Auditory-Visual Speech Processing (AVSP) 2009

University of East Anglia, Norwich, UK
September 10-13, 2009

Can You Tell if Tongue Movements are Real or Synthesized?

Olov Engwall, Preben Wik

Centre for Speech Technology, CSC, KTH, Stockholm, Sweden

We have investigated if subjects are aware of what natural tongue movements look like, by showing them animations based on either measurements or rule-based synthesis. The issue is of interest since a previous audiovisual speech perception study recently showed that the word recognition rate in sentences with degraded audio was significantly better with real tongue movements than with synthesized. The subjects in the current study could as a group not tell which movements were real, with a classification score at chance level.
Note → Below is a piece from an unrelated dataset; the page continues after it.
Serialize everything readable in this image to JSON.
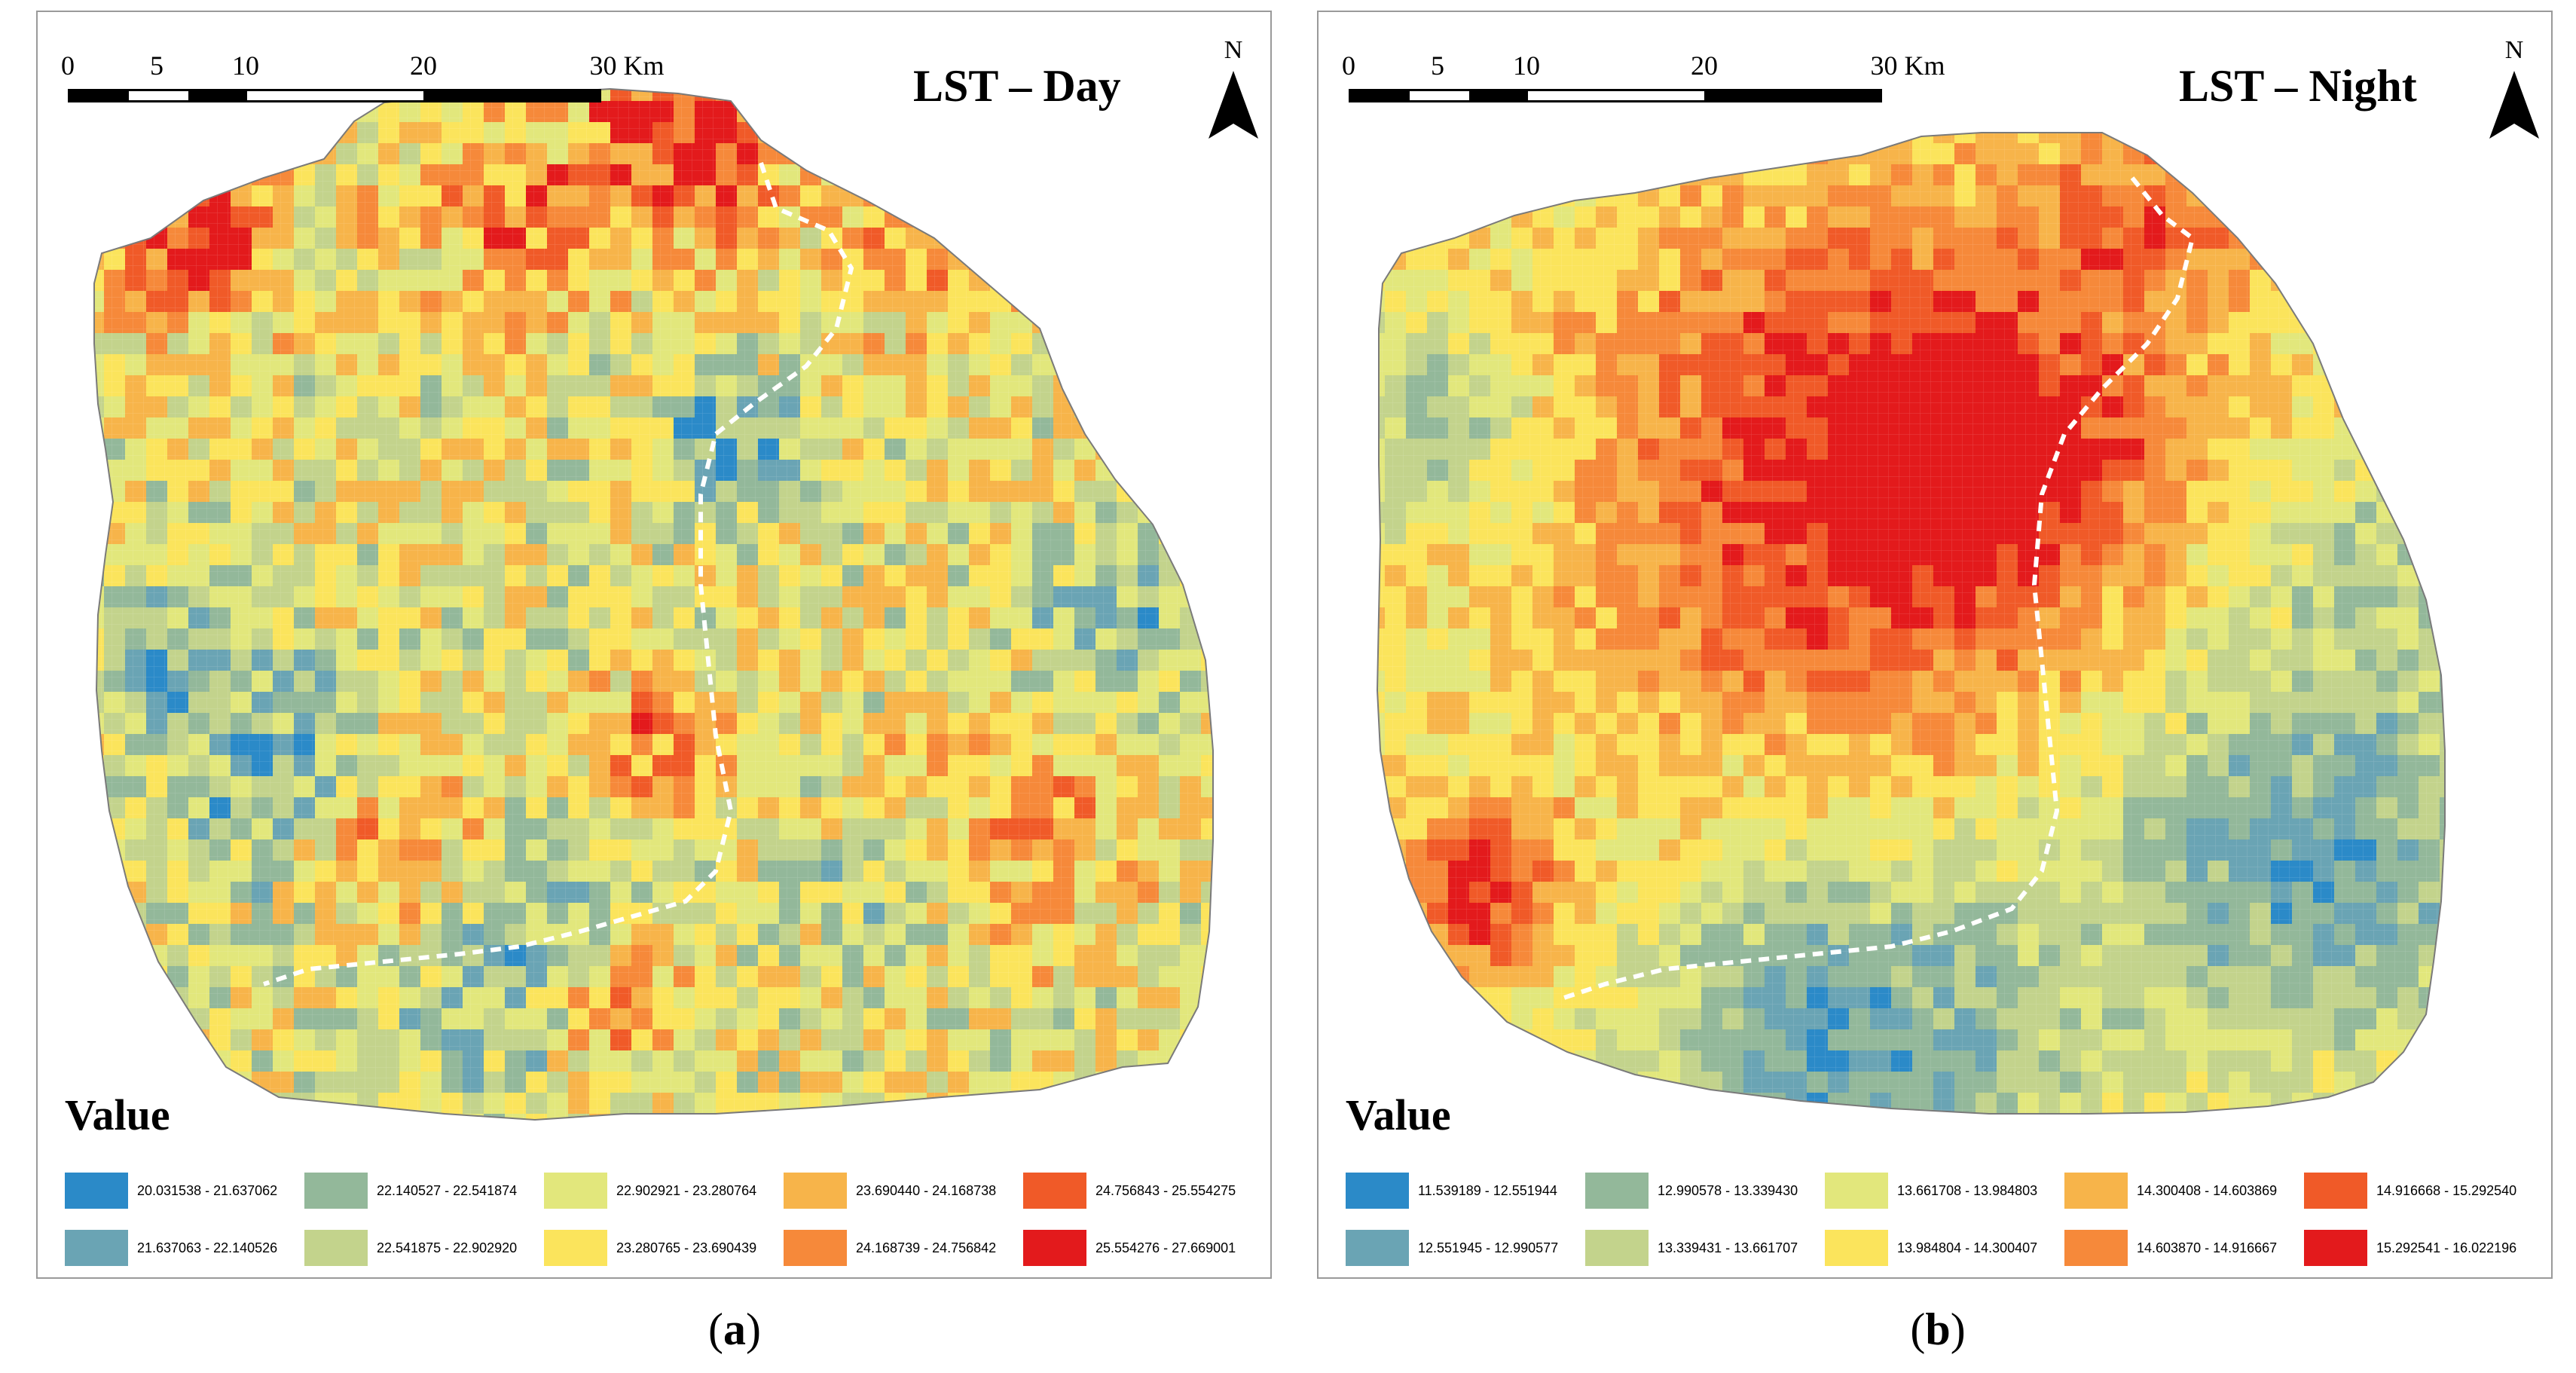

About half of the subjects were significantly better at discriminating between the two types of animations, but their classification score was as often well below chance as above. The correlation between classification score and word recognition rate for subjects who also participated in the perception study was very weak, suggesting that the higher recognition score for real tongue movements may be due to subconscious, rather than conscious, processes. This finding could potentially be interpreted as an indication that audiovisual speech perception is based on articulatory gestures.

Index Terms: augmented reality, tongue reading, visual speech synthesis, data-driven animation

Full Paper

Bibliographic reference.  Engwall, Olov / Wik, Preben (2009): "Can you tell if tongue movements are real or synthesized?", In AVSP-2009, 96-101.